Hier nous sommes allés nous promener sur la côte, et je me suis retrouvée envoutée par la mer agitée. Je me suis assise et suis restée longuement à m’emplir de son ressac, à m’émerveiller de la beauté des vagues se soulevant et s’écrasant sans se lasser et à me laisser envahir de son son magique où plus rien d’autre n’existait. Elle était bruyante et pourtant je me sentais habitée par le silence car aucun bruit ne venait le parasiter. Et j’étais bien.
Le silence fait souvent peur car il est associé à beaucoup d’images négatives (un silence de mort, le silence des agneaux, une minute de silence, la timidité) ou à des interdictions (tais-toi !).

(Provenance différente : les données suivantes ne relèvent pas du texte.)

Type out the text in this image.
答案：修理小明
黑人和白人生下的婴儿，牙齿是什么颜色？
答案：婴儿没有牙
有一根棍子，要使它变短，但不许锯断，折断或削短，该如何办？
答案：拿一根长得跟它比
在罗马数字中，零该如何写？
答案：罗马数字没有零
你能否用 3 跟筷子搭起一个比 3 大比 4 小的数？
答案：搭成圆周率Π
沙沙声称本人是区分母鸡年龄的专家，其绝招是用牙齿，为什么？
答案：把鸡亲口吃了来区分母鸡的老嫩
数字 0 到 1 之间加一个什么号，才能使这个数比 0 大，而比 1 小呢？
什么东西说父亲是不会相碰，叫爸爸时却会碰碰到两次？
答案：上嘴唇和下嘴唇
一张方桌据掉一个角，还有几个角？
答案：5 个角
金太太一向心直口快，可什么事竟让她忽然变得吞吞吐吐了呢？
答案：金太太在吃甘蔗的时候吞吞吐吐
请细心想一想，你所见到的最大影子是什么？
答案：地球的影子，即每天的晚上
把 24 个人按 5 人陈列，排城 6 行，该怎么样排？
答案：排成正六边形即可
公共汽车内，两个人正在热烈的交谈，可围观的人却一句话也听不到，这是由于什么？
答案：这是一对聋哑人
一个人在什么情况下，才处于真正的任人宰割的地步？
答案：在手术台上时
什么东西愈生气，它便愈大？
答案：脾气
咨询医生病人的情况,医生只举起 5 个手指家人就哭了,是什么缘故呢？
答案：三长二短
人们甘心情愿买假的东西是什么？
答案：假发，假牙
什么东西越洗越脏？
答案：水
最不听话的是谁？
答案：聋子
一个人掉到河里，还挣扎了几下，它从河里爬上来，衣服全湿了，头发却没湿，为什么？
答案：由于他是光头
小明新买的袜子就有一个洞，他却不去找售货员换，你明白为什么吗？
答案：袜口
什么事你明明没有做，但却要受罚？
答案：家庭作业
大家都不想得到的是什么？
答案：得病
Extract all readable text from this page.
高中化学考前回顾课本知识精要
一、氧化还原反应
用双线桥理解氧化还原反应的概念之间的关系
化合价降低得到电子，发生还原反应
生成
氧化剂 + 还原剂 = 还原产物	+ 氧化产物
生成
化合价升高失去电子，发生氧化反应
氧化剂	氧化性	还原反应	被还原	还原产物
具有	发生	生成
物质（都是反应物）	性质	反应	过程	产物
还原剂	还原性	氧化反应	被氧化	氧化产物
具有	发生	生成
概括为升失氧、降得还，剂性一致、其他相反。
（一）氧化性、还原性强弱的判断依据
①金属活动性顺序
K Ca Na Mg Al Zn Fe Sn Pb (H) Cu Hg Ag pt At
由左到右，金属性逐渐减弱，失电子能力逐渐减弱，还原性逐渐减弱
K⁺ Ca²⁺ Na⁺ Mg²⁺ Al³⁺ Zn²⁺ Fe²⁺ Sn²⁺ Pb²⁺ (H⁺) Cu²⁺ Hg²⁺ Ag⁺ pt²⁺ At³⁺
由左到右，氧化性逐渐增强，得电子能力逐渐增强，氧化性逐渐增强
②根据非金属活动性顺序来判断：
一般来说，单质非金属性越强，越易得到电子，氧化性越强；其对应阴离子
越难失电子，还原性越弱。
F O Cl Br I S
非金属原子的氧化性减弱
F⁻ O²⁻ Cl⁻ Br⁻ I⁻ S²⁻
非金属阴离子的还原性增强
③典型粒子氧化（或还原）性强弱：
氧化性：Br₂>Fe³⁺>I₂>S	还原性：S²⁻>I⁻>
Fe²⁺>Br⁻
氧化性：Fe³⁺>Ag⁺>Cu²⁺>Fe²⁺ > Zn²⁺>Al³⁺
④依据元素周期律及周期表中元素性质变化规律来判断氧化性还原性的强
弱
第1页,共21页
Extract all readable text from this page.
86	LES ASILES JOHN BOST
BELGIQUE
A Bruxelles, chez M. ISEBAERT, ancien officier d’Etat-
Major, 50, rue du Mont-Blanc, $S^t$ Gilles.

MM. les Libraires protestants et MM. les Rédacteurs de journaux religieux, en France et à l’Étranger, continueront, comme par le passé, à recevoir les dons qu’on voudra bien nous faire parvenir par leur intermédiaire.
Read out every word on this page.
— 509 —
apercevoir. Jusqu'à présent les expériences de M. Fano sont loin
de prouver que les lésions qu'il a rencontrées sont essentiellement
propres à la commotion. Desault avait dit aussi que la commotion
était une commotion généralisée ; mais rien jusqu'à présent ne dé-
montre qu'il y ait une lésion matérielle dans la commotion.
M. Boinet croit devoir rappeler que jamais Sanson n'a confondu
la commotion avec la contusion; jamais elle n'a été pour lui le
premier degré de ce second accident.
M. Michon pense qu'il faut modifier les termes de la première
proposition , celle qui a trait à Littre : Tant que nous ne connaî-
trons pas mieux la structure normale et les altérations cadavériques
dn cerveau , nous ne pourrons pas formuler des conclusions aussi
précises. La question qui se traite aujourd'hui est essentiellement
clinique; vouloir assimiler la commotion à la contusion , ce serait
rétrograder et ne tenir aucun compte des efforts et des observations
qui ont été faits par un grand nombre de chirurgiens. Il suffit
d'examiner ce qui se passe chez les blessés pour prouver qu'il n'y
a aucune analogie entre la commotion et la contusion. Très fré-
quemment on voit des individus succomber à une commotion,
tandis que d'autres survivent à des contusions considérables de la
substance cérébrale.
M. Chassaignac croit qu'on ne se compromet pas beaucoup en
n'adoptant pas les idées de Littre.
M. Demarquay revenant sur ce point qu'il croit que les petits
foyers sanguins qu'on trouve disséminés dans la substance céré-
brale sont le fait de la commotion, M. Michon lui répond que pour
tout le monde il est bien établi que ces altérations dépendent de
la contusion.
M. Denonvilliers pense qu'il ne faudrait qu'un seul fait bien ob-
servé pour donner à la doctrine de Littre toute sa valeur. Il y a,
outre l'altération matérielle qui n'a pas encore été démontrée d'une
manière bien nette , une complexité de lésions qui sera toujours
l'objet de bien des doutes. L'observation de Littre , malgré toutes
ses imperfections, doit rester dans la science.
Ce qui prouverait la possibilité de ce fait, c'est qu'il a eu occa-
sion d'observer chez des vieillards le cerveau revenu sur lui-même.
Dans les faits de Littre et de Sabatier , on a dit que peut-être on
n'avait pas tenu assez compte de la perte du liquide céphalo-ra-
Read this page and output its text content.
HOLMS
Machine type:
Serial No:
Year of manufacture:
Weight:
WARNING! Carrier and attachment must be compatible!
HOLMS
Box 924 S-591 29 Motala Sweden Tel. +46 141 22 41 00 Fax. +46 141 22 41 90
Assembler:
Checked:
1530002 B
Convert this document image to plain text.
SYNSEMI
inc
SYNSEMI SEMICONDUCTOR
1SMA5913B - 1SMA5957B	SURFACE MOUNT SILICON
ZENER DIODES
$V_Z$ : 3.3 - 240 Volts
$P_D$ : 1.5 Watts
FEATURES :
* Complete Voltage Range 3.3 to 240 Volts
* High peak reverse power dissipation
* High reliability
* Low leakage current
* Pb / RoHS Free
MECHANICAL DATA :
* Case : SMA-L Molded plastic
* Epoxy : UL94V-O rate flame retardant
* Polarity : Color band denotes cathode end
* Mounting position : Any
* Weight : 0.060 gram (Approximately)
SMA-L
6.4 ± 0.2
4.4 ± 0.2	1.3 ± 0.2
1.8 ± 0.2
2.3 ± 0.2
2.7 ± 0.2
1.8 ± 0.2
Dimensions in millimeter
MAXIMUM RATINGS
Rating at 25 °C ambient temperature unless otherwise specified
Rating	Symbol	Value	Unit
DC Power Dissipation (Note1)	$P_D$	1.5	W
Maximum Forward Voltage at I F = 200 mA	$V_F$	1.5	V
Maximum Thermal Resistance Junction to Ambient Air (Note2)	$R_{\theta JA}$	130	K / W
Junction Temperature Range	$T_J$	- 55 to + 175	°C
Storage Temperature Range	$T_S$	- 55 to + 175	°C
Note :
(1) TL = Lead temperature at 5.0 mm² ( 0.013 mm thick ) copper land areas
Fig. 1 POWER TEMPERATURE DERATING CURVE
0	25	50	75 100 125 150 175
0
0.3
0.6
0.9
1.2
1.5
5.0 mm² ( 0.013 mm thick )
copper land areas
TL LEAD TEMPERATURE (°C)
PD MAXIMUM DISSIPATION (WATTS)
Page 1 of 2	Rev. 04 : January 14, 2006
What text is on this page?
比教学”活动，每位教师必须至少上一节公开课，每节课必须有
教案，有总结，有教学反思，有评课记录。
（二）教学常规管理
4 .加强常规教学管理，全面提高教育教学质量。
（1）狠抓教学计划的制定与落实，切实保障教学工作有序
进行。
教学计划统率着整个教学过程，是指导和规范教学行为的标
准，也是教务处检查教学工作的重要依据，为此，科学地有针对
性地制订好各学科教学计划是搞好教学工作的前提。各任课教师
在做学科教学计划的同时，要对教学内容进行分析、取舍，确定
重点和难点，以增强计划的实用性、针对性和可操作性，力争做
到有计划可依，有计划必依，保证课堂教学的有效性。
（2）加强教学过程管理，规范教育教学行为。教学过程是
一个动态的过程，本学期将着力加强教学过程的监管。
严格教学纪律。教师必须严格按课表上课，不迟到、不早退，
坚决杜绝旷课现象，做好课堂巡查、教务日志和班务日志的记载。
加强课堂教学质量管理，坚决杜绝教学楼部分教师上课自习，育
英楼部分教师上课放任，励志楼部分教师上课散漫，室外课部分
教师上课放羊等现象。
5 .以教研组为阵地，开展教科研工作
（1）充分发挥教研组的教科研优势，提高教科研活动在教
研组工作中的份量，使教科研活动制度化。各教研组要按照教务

Pourtant, silence rime aussi avec présence. Présence à soi, présence à l’autre, présence aux choses. C’est lorsqu’on arrête le tumulte que les petites voix se font entendre. J’en ai fait l’expérience de manière très intense pendant notre voyage en Europe centrale, sans avoir nécessairement à l’époque associé le bien-être et la facilité notamment de prendre les décisions à l’importance du silence dans notre vie à cette période. Depuis, je me suis rendue compte peu à peu à quel point tout est plus facile quand je fais de la place au silence dans mon quotidien. Cela ne signifie pas devenir hermite et coupée de tout, mais des choses très simples comme de ne jamais allumer la télé en bruit de fond ou de ne mettre la radio que si je souhaite vraiment l’écouter, que ce soit à la maison ou en voiture. Et depuis quelques temps, tous les matins je commence ma journée par ving minutes où je reste assise à juste être présente à moi et ce qui m’entoure. Rien de particulier ne se passe pendant ce temps, souvent j’ai même beaucoup de mal à tenir, et pourtant maintenant je me rends compte que ça me manque quand je ne le fais pas.
Une autre intégration du silence passe par me demander si ce que je m’apprête à dire vaut le coup et sinon à me taire. J’ai expérimenté ça récemment, où je me promenais avec une amie, avec laquelle nous passons normalement notre temps à papoter. Et cette fois là, j’avais décidé d’aborder cette balade dans cette attitude de silence, non pour refuser de parler mais pour me forcer à ne pas meubler et au contraire laisser la place à ce que nous avions vraiment à dire. Et des choses vraiment personnelles sont sorties, j’étais impressionnée. Alors le lendemain quand nous avons décidé de retourner marcher, j’ai récidivé, et re-belote ! Depuis j’essaye de poursuivre, même si je n’y arrive pas toujours.
Le silence comme qualité de présence… A apprivoiser doucement.